SICP - Solution: Exercise 1.41

Oct 29, 2018 06:04 · 202 words · 1 minute read

Exercise 1.41: Define a procedure double that takes a procedure of one argument as argument and returns a procedure that applies the original procedure twice. For example, if inc is a procedure that adds 1 to its argument, then (double inc) should be a procedure that adds 2. What value is returned by

(((double (double double)) inc) 5)

Solution

The definition of double is a function that takes a function as parameter and returns a function that apply it twice:

(define (double f)
  (lambda (x)
    (f (f x))))

Now, lets break (((double (double double)) inc) 5) step by step. (double double) is a procedure that return a procedure that applies its parameter four times:

((double f) x)→ (f (f x))
(((double double) f) x) → ((double (double f)) x)
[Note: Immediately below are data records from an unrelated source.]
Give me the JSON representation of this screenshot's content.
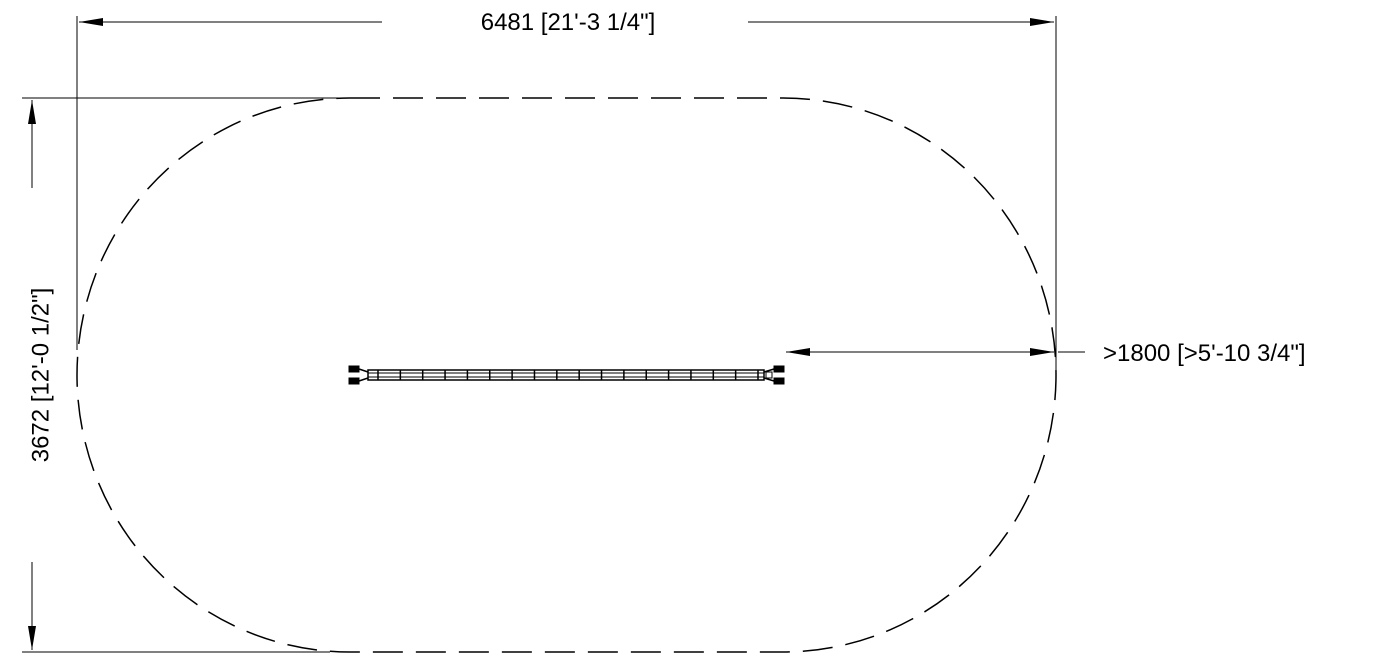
{
  "dimensions": {
    "overall_width": "6481 [21'-3 1/4\"]",
    "overall_height": "3672 [12'-0 1/2\"]",
    "clearance": ">1800 [>5'-10 3/4\"]"
  },
  "style": {
    "line_color": "#000000",
    "background": "#ffffff"
  }
}
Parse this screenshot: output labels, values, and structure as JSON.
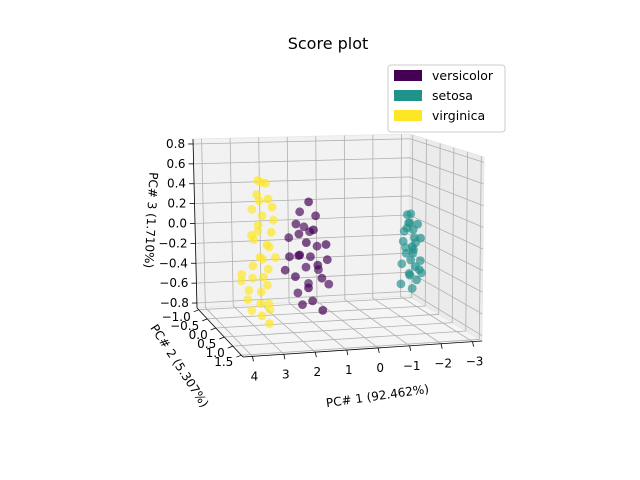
{
  "chart_data": {
    "type": "scatter",
    "projection": "3d",
    "title": "Score plot",
    "xlabel": "PC# 1 (92.462%)",
    "ylabel": "PC# 2 (5.307%)",
    "zlabel": "PC# 3 (1.710%)",
    "xlim": [
      -3.3,
      4.3
    ],
    "ylim": [
      -1.1,
      1.6
    ],
    "zlim": [
      -0.85,
      0.85
    ],
    "x_ticks": [
      "4",
      "3",
      "2",
      "1",
      "0",
      "−1",
      "−2",
      "−3"
    ],
    "x_tick_values": [
      4,
      3,
      2,
      1,
      0,
      -1,
      -2,
      -3
    ],
    "y_ticks": [
      "−1.0",
      "−0.5",
      "0.0",
      "0.5",
      "1.0",
      "1.5"
    ],
    "y_tick_values": [
      -1.0,
      -0.5,
      0.0,
      0.5,
      1.0,
      1.5
    ],
    "z_ticks": [
      "−0.8",
      "−0.6",
      "−0.4",
      "−0.2",
      "0.0",
      "0.2",
      "0.4",
      "0.6",
      "0.8"
    ],
    "z_tick_values": [
      -0.8,
      -0.6,
      -0.4,
      -0.2,
      0.0,
      0.2,
      0.4,
      0.6,
      0.8
    ],
    "legend_position": "top-right",
    "series": [
      {
        "name": "versicolor",
        "color": "#440154",
        "points": [
          [
            1.0,
            0.2,
            0.38
          ],
          [
            0.7,
            0.1,
            0.22
          ],
          [
            1.2,
            0.0,
            0.25
          ],
          [
            0.9,
            0.3,
            0.12
          ],
          [
            1.3,
            0.1,
            0.05
          ],
          [
            0.8,
            -0.1,
            0.03
          ],
          [
            1.1,
            0.2,
            -0.02
          ],
          [
            0.6,
            0.0,
            -0.1
          ],
          [
            1.4,
            0.3,
            -0.12
          ],
          [
            0.9,
            0.1,
            -0.18
          ],
          [
            1.2,
            -0.1,
            -0.2
          ],
          [
            0.7,
            0.2,
            -0.25
          ],
          [
            1.0,
            0.0,
            -0.3
          ],
          [
            1.5,
            0.2,
            -0.35
          ],
          [
            0.5,
            0.1,
            -0.4
          ],
          [
            1.1,
            0.3,
            -0.45
          ],
          [
            0.8,
            -0.2,
            -0.5
          ],
          [
            1.3,
            0.0,
            -0.55
          ],
          [
            0.9,
            0.2,
            -0.6
          ],
          [
            1.2,
            0.1,
            -0.65
          ],
          [
            0.6,
            0.3,
            -0.68
          ],
          [
            1.0,
            -0.1,
            0.08
          ],
          [
            0.4,
            0.2,
            -0.05
          ],
          [
            1.6,
            0.0,
            0.0
          ],
          [
            0.3,
            0.1,
            -0.22
          ],
          [
            1.7,
            0.2,
            -0.15
          ],
          [
            0.5,
            -0.1,
            -0.35
          ],
          [
            1.4,
            0.1,
            0.15
          ],
          [
            0.2,
            0.0,
            -0.48
          ],
          [
            1.8,
            0.1,
            -0.3
          ]
        ]
      },
      {
        "name": "setosa",
        "color": "#21918c",
        "points": [
          [
            -2.6,
            0.1,
            0.1
          ],
          [
            -2.7,
            0.2,
            0.05
          ],
          [
            -2.5,
            0.0,
            0.0
          ],
          [
            -2.8,
            0.1,
            -0.05
          ],
          [
            -2.6,
            0.3,
            -0.1
          ],
          [
            -2.9,
            0.0,
            -0.12
          ],
          [
            -2.7,
            0.2,
            -0.15
          ],
          [
            -2.5,
            0.1,
            -0.2
          ],
          [
            -2.8,
            0.0,
            -0.22
          ],
          [
            -2.6,
            0.2,
            -0.25
          ],
          [
            -3.0,
            0.1,
            -0.28
          ],
          [
            -2.7,
            0.3,
            -0.3
          ],
          [
            -2.4,
            0.0,
            -0.32
          ],
          [
            -2.9,
            0.2,
            -0.35
          ],
          [
            -2.6,
            0.1,
            -0.4
          ],
          [
            -2.8,
            -0.1,
            0.15
          ],
          [
            -2.5,
            0.2,
            0.2
          ],
          [
            -2.7,
            0.0,
            0.08
          ],
          [
            -2.9,
            0.3,
            -0.02
          ],
          [
            -2.4,
            0.1,
            -0.08
          ],
          [
            -2.6,
            -0.1,
            -0.18
          ],
          [
            -2.8,
            0.2,
            -0.45
          ],
          [
            -2.5,
            0.3,
            -0.38
          ],
          [
            -3.1,
            0.0,
            -0.42
          ],
          [
            -2.3,
            0.1,
            -0.5
          ],
          [
            -2.7,
            0.1,
            -0.55
          ],
          [
            -2.6,
            0.0,
            0.03
          ],
          [
            -2.8,
            0.3,
            0.12
          ]
        ]
      },
      {
        "name": "virginica",
        "color": "#fde725",
        "points": [
          [
            2.8,
            0.2,
            0.62
          ],
          [
            2.6,
            0.1,
            0.58
          ],
          [
            2.4,
            0.0,
            0.55
          ],
          [
            2.5,
            0.3,
            0.45
          ],
          [
            2.7,
            0.1,
            0.4
          ],
          [
            2.3,
            0.2,
            0.35
          ],
          [
            2.9,
            0.0,
            0.3
          ],
          [
            2.6,
            0.1,
            0.25
          ],
          [
            2.8,
            0.2,
            0.18
          ],
          [
            2.4,
            0.3,
            0.12
          ],
          [
            2.7,
            0.0,
            0.08
          ],
          [
            2.9,
            0.1,
            0.02
          ],
          [
            2.5,
            0.2,
            -0.02
          ],
          [
            2.3,
            0.0,
            -0.08
          ],
          [
            2.8,
            0.3,
            -0.12
          ],
          [
            2.6,
            0.1,
            -0.18
          ],
          [
            3.0,
            0.2,
            -0.22
          ],
          [
            2.4,
            0.1,
            -0.28
          ],
          [
            2.7,
            0.3,
            -0.32
          ],
          [
            2.9,
            0.0,
            -0.38
          ],
          [
            2.5,
            0.2,
            -0.42
          ],
          [
            3.1,
            0.1,
            -0.48
          ],
          [
            2.6,
            0.0,
            -0.52
          ],
          [
            2.8,
            0.3,
            -0.58
          ],
          [
            2.4,
            0.1,
            -0.62
          ],
          [
            3.2,
            0.2,
            -0.55
          ],
          [
            2.3,
            0.0,
            -0.7
          ],
          [
            2.7,
            0.2,
            -0.72
          ],
          [
            3.0,
            0.1,
            -0.68
          ],
          [
            2.5,
            0.3,
            -0.78
          ],
          [
            3.3,
            0.0,
            -0.4
          ],
          [
            2.2,
            0.2,
            -0.15
          ],
          [
            3.1,
            0.3,
            0.1
          ],
          [
            2.2,
            0.1,
            0.2
          ],
          [
            3.4,
            0.2,
            -0.3
          ],
          [
            2.9,
            0.3,
            0.5
          ]
        ]
      }
    ]
  }
}
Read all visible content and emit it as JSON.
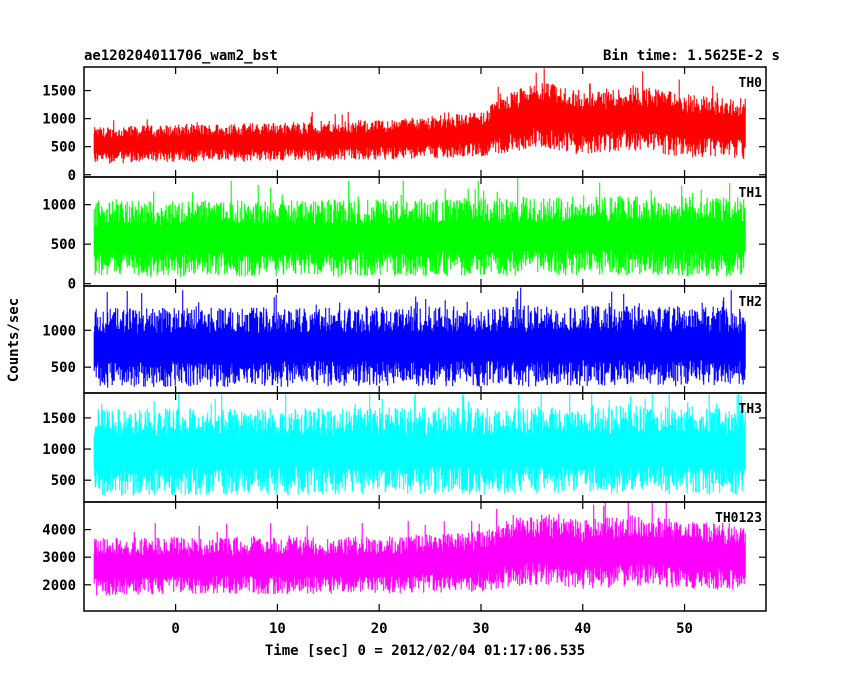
{
  "chart_data": {
    "type": "line",
    "title": "ae120204011706_wam2_bst",
    "bin_time_label": "Bin time: 1.5625E-2 s",
    "xlabel": "Time [sec] 0 = 2012/02/04 01:17:06.535",
    "ylabel": "Counts/sec",
    "xlim": [
      -9,
      58
    ],
    "data_x_range": [
      -8,
      56
    ],
    "x_ticks": [
      0,
      10,
      20,
      30,
      40,
      50
    ],
    "x_tick_labels": [
      "0",
      "10",
      "20",
      "30",
      "40",
      "50"
    ],
    "grid": false,
    "panels": [
      {
        "name": "TH0",
        "color": "#ff0000",
        "ylim": [
          -40,
          1920
        ],
        "y_ticks": [
          0,
          500,
          1000,
          1500
        ],
        "y_tick_labels": [
          "0",
          "500",
          "1000",
          "1500"
        ],
        "profile": {
          "x": [
            -8,
            0,
            10,
            20,
            30,
            33,
            36,
            40,
            45,
            50,
            56
          ],
          "median": [
            520,
            560,
            590,
            620,
            720,
            950,
            1080,
            900,
            1030,
            880,
            820
          ],
          "spread": [
            330,
            340,
            350,
            360,
            400,
            550,
            600,
            560,
            600,
            560,
            540
          ]
        }
      },
      {
        "name": "TH1",
        "color": "#00ff00",
        "ylim": [
          -30,
          1350
        ],
        "y_ticks": [
          0,
          500,
          1000
        ],
        "y_tick_labels": [
          "0",
          "500",
          "1000"
        ],
        "profile": {
          "x": [
            -8,
            0,
            10,
            20,
            30,
            40,
            50,
            56
          ],
          "median": [
            560,
            570,
            570,
            580,
            590,
            610,
            600,
            590
          ],
          "spread": [
            480,
            490,
            490,
            490,
            500,
            510,
            510,
            500
          ]
        }
      },
      {
        "name": "TH2",
        "color": "#0000ff",
        "ylim": [
          150,
          1600
        ],
        "y_ticks": [
          500,
          1000
        ],
        "y_tick_labels": [
          "500",
          "1000"
        ],
        "profile": {
          "x": [
            -8,
            0,
            10,
            20,
            30,
            40,
            50,
            56
          ],
          "median": [
            760,
            770,
            770,
            780,
            780,
            790,
            790,
            780
          ],
          "spread": [
            540,
            540,
            540,
            540,
            550,
            550,
            550,
            540
          ]
        }
      },
      {
        "name": "TH3",
        "color": "#00ffff",
        "ylim": [
          150,
          1900
        ],
        "y_ticks": [
          500,
          1000,
          1500
        ],
        "y_tick_labels": [
          "500",
          "1000",
          "1500"
        ],
        "profile": {
          "x": [
            -8,
            0,
            10,
            20,
            30,
            40,
            50,
            56
          ],
          "median": [
            950,
            960,
            960,
            970,
            970,
            990,
            980,
            970
          ],
          "spread": [
            700,
            700,
            700,
            700,
            700,
            710,
            710,
            700
          ]
        }
      },
      {
        "name": "TH0123",
        "color": "#ff00ff",
        "ylim": [
          1050,
          5000
        ],
        "y_ticks": [
          2000,
          3000,
          4000
        ],
        "y_tick_labels": [
          "2000",
          "3000",
          "4000"
        ],
        "profile": {
          "x": [
            -8,
            0,
            10,
            20,
            30,
            33,
            36,
            40,
            45,
            50,
            56
          ],
          "median": [
            2650,
            2700,
            2700,
            2720,
            2850,
            3150,
            3300,
            3100,
            3250,
            3100,
            3000
          ],
          "spread": [
            1050,
            1050,
            1050,
            1050,
            1100,
            1250,
            1300,
            1250,
            1300,
            1250,
            1200
          ]
        }
      }
    ]
  }
}
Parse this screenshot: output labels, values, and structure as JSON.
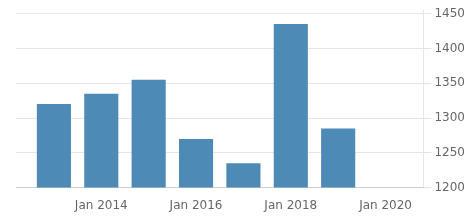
{
  "chart_data": {
    "type": "bar",
    "x": [
      2013,
      2014,
      2015,
      2016,
      2017,
      2018,
      2019
    ],
    "values": [
      1320,
      1335,
      1355,
      1270,
      1235,
      1435,
      1285
    ],
    "color": "#4d8ab5",
    "xlim": [
      2012.2,
      2020.8
    ],
    "xticks": [
      {
        "value": 2014,
        "label": "Jan 2014"
      },
      {
        "value": 2016,
        "label": "Jan 2016"
      },
      {
        "value": 2018,
        "label": "Jan 2018"
      },
      {
        "value": 2020,
        "label": "Jan 2020"
      }
    ],
    "ylim": [
      1200,
      1455
    ],
    "yticks": [
      1200,
      1250,
      1300,
      1350,
      1400,
      1450
    ],
    "grid": true
  }
}
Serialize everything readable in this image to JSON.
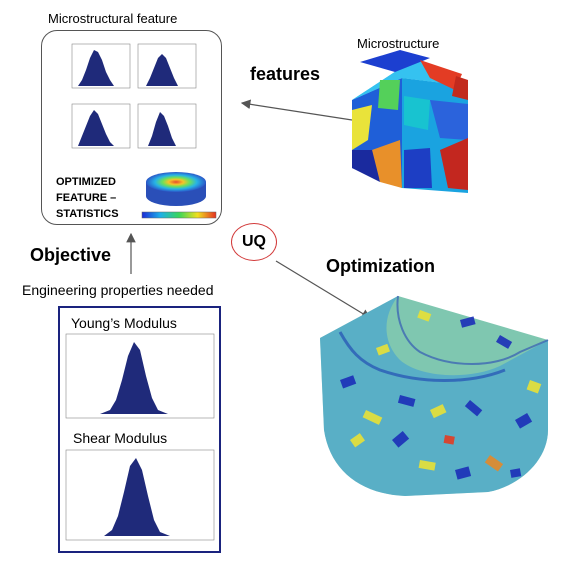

Then (double (double double)) will return a procedure that applies (double double) twice:

(((double (double double)) f) x) → (((double double) ((double double) f)) x)
                                 → (((double double) (double (double f))) x)
                                 → (((double (double (double (double f))))) x)

This is a procedure that apply f $2\times2\times2\times2=16$ times.

Which means that (double (double double)) inc) is a procedure that applies inc 16 times. Thus (((double (double double)) inc) 5) should evaluate to 21.